Essentials of a Solar Greenhouse
Plant breeding and plant production is a very productive hobby and livelihood. It is good way to earn some living by producing high-valued crops. It is also a good way of contributing to the environment. The best way to sustain this endeavor is to get a solar greenhouse. Read on to learn the basics of the solar greenhouse.
What Is a Solar Greenhouse?
The very purpose of any greenhouse is to collect solar energy whenever the sun shining high. However, solar greenhouses serve a more specific purpose. It is able to do more than collect the solar energy. The solar greenhouse is able to store heat that can be used during nighttime, cloudy days or the cold season. It provides adequate heat that the plants will need for their growth even during the night time or the cold seasons.
The good thing about solar greenhouses is that there are choices to choose from and to suit the needs of the owner.
They can stand alone. This is very ideal for big production greenhouses. The freestanding ones are ideal for commercial production. These are used to produce ornamentals or vegetables. They have two primary designs, the shed type and the Quonset type.
The shed-type has a long axis running from the east to the west. It has a south-facing wall glazed to collect maximum amount of the energy from the sun. The north-facing wall on the other hand is very much insulated to avoid heat loss. These features are what contrast a solar greenhouse from the ordinary ones.
The Quonset type can sometimes look like an underground pit. This is a low-cost greenhouse. It has a Quonset-shaped frame and looks like a tunnel. It has a layer or two of plastic film. This can save as much as 40% of the heating fuel.
They can also be merely attached to the greenhouses, very ideal for backyard use. The attached solar greenhouses are structures that form some sort of a room protruding from a house. This is a good space for transplants or herbs.
Passive or Active
The solar greenhouse is classified into two. It can be the passive solar greenhouse or the active. These two makes use of different resources, but still serve a same purpose.

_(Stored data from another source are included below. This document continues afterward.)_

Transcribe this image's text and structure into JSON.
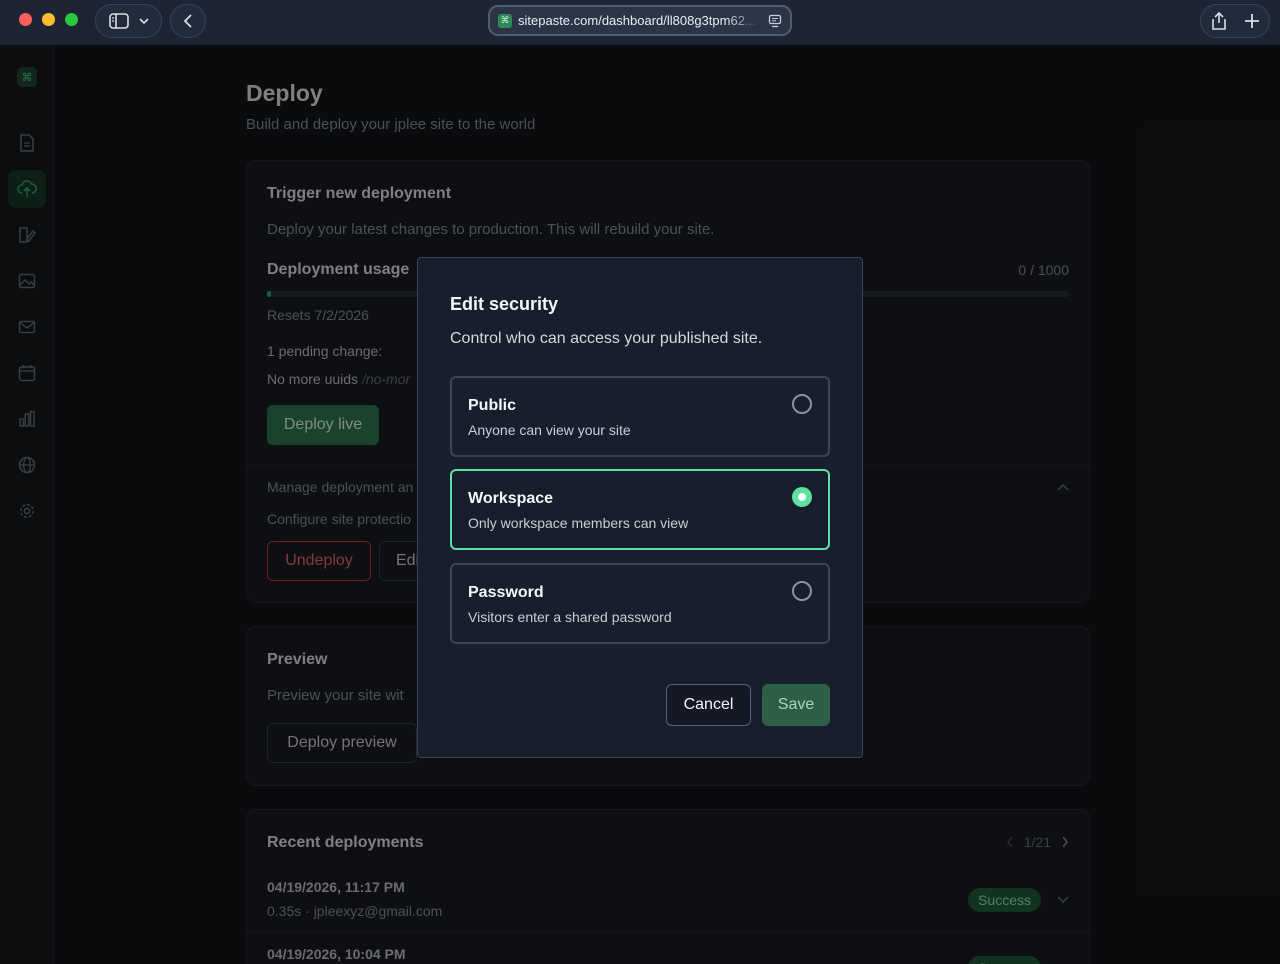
{
  "browser": {
    "url": "sitepaste.com/dashboard/ll808g3tpm62..."
  },
  "page": {
    "title": "Deploy",
    "subtitle": "Build and deploy your jplee site to the world"
  },
  "trigger": {
    "title": "Trigger new deployment",
    "description": "Deploy your latest changes to production. This will rebuild your site.",
    "usage_label": "Deployment usage",
    "usage_count": "0 / 1000",
    "usage_fraction": 0.004,
    "resets": "Resets 7/2/2026",
    "pending_label": "1 pending change:",
    "pending_item": "No more uuids",
    "pending_path": "/no-mor",
    "deploy_button": "Deploy live",
    "manage_text": "Manage deployment an",
    "configure_text": "Configure site protectio",
    "undeploy_button": "Undeploy",
    "edit_button": "Edi"
  },
  "preview": {
    "title": "Preview",
    "description": "Preview your site wit",
    "deploy_button": "Deploy preview"
  },
  "recent": {
    "title": "Recent deployments",
    "pager": "1/21",
    "items": [
      {
        "date": "04/19/2026, 11:17 PM",
        "meta": "0.35s · jpleexyz@gmail.com",
        "status": "Success"
      },
      {
        "date": "04/19/2026, 10:04 PM",
        "meta": "",
        "status": "Success"
      }
    ]
  },
  "modal": {
    "title": "Edit security",
    "description": "Control who can access your published site.",
    "options": [
      {
        "title": "Public",
        "description": "Anyone can view your site",
        "selected": false
      },
      {
        "title": "Workspace",
        "description": "Only workspace members can view",
        "selected": true
      },
      {
        "title": "Password",
        "description": "Visitors enter a shared password",
        "selected": false
      }
    ],
    "cancel_label": "Cancel",
    "save_label": "Save"
  },
  "colors": {
    "accent": "#5ee0a0",
    "success": "#2e7d4f",
    "danger": "#c23b3b"
  }
}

The Passive Solar Greenhouse
In some places, where colder seasons tend to endure longer, there may be a need to resort to passive solar greenhouse, using gas or electric heating system. This is the only way to protect the plants from getting too much cold. This is very ideal for growers as it can still give way to so much productivity despite the conditions. The use of heating systems for greenhouses to be cost-effective is best utilized if there are high-value crops to be produced.
The Active Solar Greenhouse
The active solar greenhouse makes use of supplemental energy. It transfers the solar heated air from the storage area to the other parts of the greenhouse.

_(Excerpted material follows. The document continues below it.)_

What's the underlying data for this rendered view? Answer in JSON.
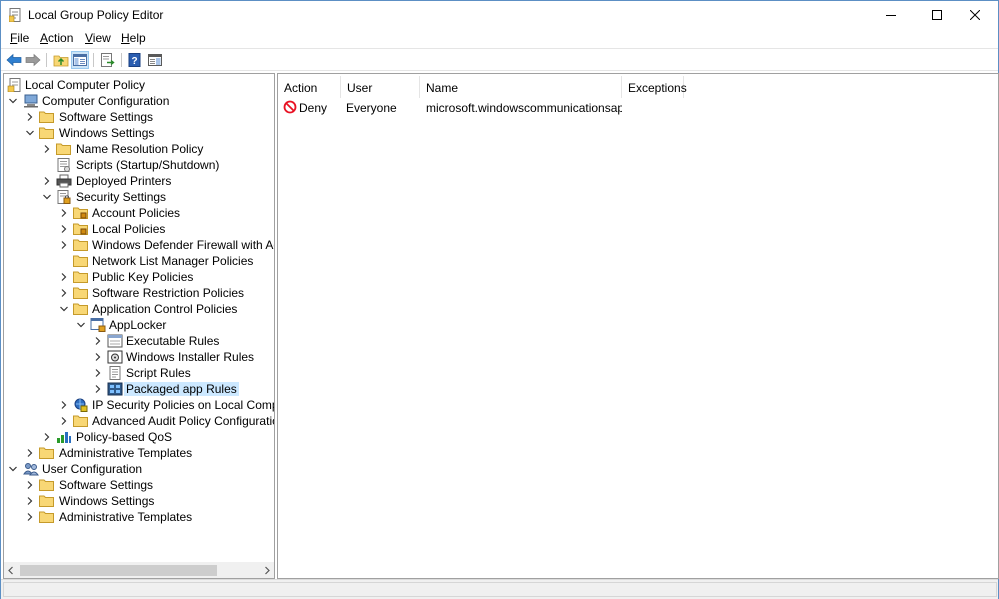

Designing a Solar Greenhouse
Most would claim that managing and maintaining an ordinary greenhouse does not differ much with the solar greenhouse. However, there are a number of ways that they differ. These are significant distinctions.
Solar greenhouses, unlike the ordinary ones, have oriented glazing to get utmost solar heat, even during winter. Its materials are designed to minimize loss of heat. It uses heat storing materials. It also has insulation especially useful when there is no sunlight. The solar greenhouse also depends heavily on natural ventilation for cooling during summer.
Solar Heat Storage
This is one main feature in designing a solar greenhouse. To remain warm even during cool nights, there must be sufficient amount of solar heat stored. One common method used to store this energy is to put rocks or concrete directly receiving the sunlight to absorb the heat.
Cinder block walls at the north side of a greenhouse are also used as good heat storage. Dark-colored ceramic floorings can also be used to store the heat. Any wall or flooring not used for heat absorption is supposed to be colored light. This should be designed to reflect the heat and light and distribute it to the plants.
The management of a greenhouse can also determine the amount of heat stored. A greenhouse that is full of plants and structures can store heat easier compared to an empty one. Composts can also complement the heat storage goal as they help produce carbon dioxide in the atmosphere. Furthermore, the microorganisms in the compost also contribute to the increase in plant production.
Some would rely on any structure that would resemble a greenhouse to accommodate the plants. However, to be efficient and cost-effective, aim for the optimum setting in your solar greenhouse.